DISCLAIMER: I pg sono miei, anche se Niane ha deciso di rapire
Lucas^^
Ultimo quarto di lunaparte
I
di Nuel
Il profumo della pioggia.
Cammino e sento l’umidità attaccarsi alla mia carne fredda. Tra poco incontrerò la mia vittima. Molti miei simili cacciano solo determinate categorie di uomini. Io segui il mio istinto predatorio, caccio uomini soli, desiderosi di incontrarmi. Non sono la morte, ma sono un suo valido aiutante.
Griselde ride quando me ne esco con affermazioni di questo tipo, ma Griselde cosa ne sa? Lei ha seicento anni ed aveva giurato di non fare mai un figlio, invece, ha creato me: il vampiro Lucas.

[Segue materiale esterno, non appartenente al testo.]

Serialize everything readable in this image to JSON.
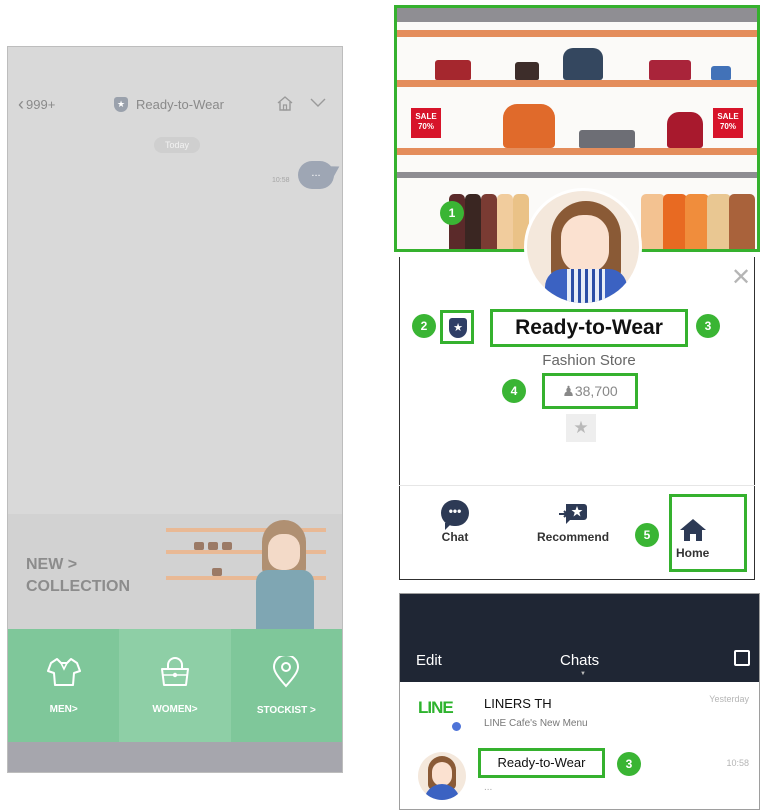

Apparteniamo ad epoche così lontane che non chiedo la sua comprensione.
Vargas, il vampiro che ha fatto lei, l’ha sempre definita un errore. Griselde era la sua concubina, ma non correva troppo buon sangue tra loro, quando lui decise di ucciderla... lei... lo morse....si impadronì del suo sangue demoniaco senza che lui se lo aspettasse. Da allora, per oltre un secolo, lei divenne il suo braccio destro. Poi si separarono e lei continuò a vagare per il mondo sola.
Anche io ero solo. Forse fu questo a guidarla da me. Ma questa non è una storia interessante, lei è molto più interessante di me, molto più affascinante. Varrebbe la pena conoscerla e parlare a lungo con lei, ma lei ama terminare una conversazione banchettando e non sono molti quelli che possono raccontare di averla conosciuta.

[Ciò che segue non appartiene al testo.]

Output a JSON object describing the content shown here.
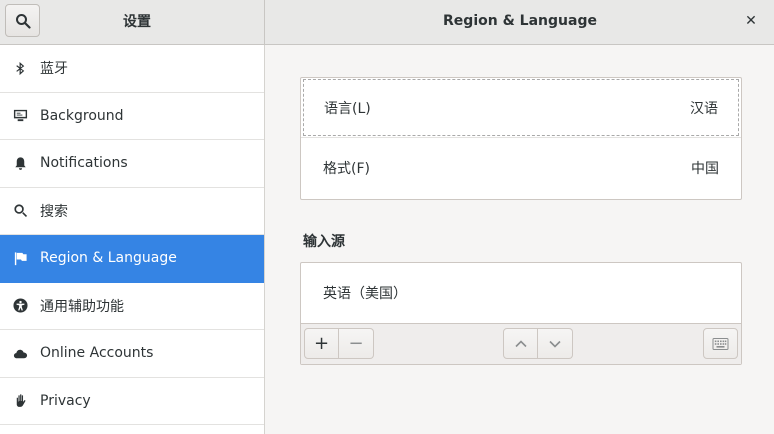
{
  "header": {
    "left_title": "设置",
    "main_title": "Region & Language",
    "close_glyph": "✕"
  },
  "sidebar": {
    "items": [
      {
        "label": "蓝牙",
        "icon": "bluetooth-icon",
        "active": false
      },
      {
        "label": "Background",
        "icon": "background-icon",
        "active": false
      },
      {
        "label": "Notifications",
        "icon": "bell-icon",
        "active": false
      },
      {
        "label": "搜索",
        "icon": "search-icon",
        "active": false
      },
      {
        "label": "Region & Language",
        "icon": "flag-icon",
        "active": true
      },
      {
        "label": "通用辅助功能",
        "icon": "accessibility-icon",
        "active": false
      },
      {
        "label": "Online Accounts",
        "icon": "cloud-icon",
        "active": false
      },
      {
        "label": "Privacy",
        "icon": "hand-icon",
        "active": false
      }
    ]
  },
  "main": {
    "language": {
      "label": "语言(L)",
      "value": "汉语"
    },
    "formats": {
      "label": "格式(F)",
      "value": "中国"
    },
    "input_sources_title": "输入源",
    "input_sources": [
      {
        "label": "英语（美国）"
      }
    ],
    "toolbar": {
      "add": "+",
      "remove": "−"
    }
  },
  "colors": {
    "accent": "#3584e4",
    "header_bg": "#e8e8e7",
    "window_bg": "#f6f5f4"
  }
}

Sento avvicinarsi dei passi.
Inconsapevole di venire incontro al suo destino lo vedo sbucare da dietro un angolo.
Cammina a testa bassa, le mani profondamente cacciate nelle tasche di una giacca di pelle nera. I capelli corvini, ispessiti dalla pioggia grondano sulle spalle. Non deve avere neppure vent’anni.
Stai venendo da me, in questa notte fredda di pioggia?
E’ un lampo. Tutto accade così in fretta che neppure io lo capisco.
Forse è il destino che fa accadere certe cose, forse sono predestinate da sempre e noi non possiamo fare nulla per evitarle.
Conficco i miei denti come spade nel suo collo e lui alza lo sguardo carico di lacrime.
Ha gli occhi verdi.
E’ sorpreso, ma non spaventato. Forse non capisce..... no, lui “sa”. Lo sento nel suo sangue che inizia a scorre nelle mie vene. Mi chiede di fare in fretta.
Se esaudissi il suo desideri forse apparirei come un angelo caritatevole, disceso con la sua spada a strappare le sofferenze da questo giovane cuore dilaniato.
Ma io non sono un angelo. Al contrario. Sono una creatura demoniaca, che si nutre di sangue caldo donando in cambio solo il gelido abbraccio della morte.
Non so perché, ma mi ferisco al collo e costringo le sue labbra sulla mia ferita, lo faccio nutrire del suo sangue che gli ho appena rubato.
Sento le sue labbra continuare a succhiare, la sua lingua passare sulla mia ferita e decido di lasciare questa squallida periferia urbana prima che per lui giunga il momento della rinascita.
Fuggo lontano, lo porto vicino al mio rifugio. Lo trasporto tra le braccia. E’ leggero come un bambino per le mie braccia dai muscoli morti, senza sinapsi che mi facciano avvertire il suo peso, la fatica, la stanchezza.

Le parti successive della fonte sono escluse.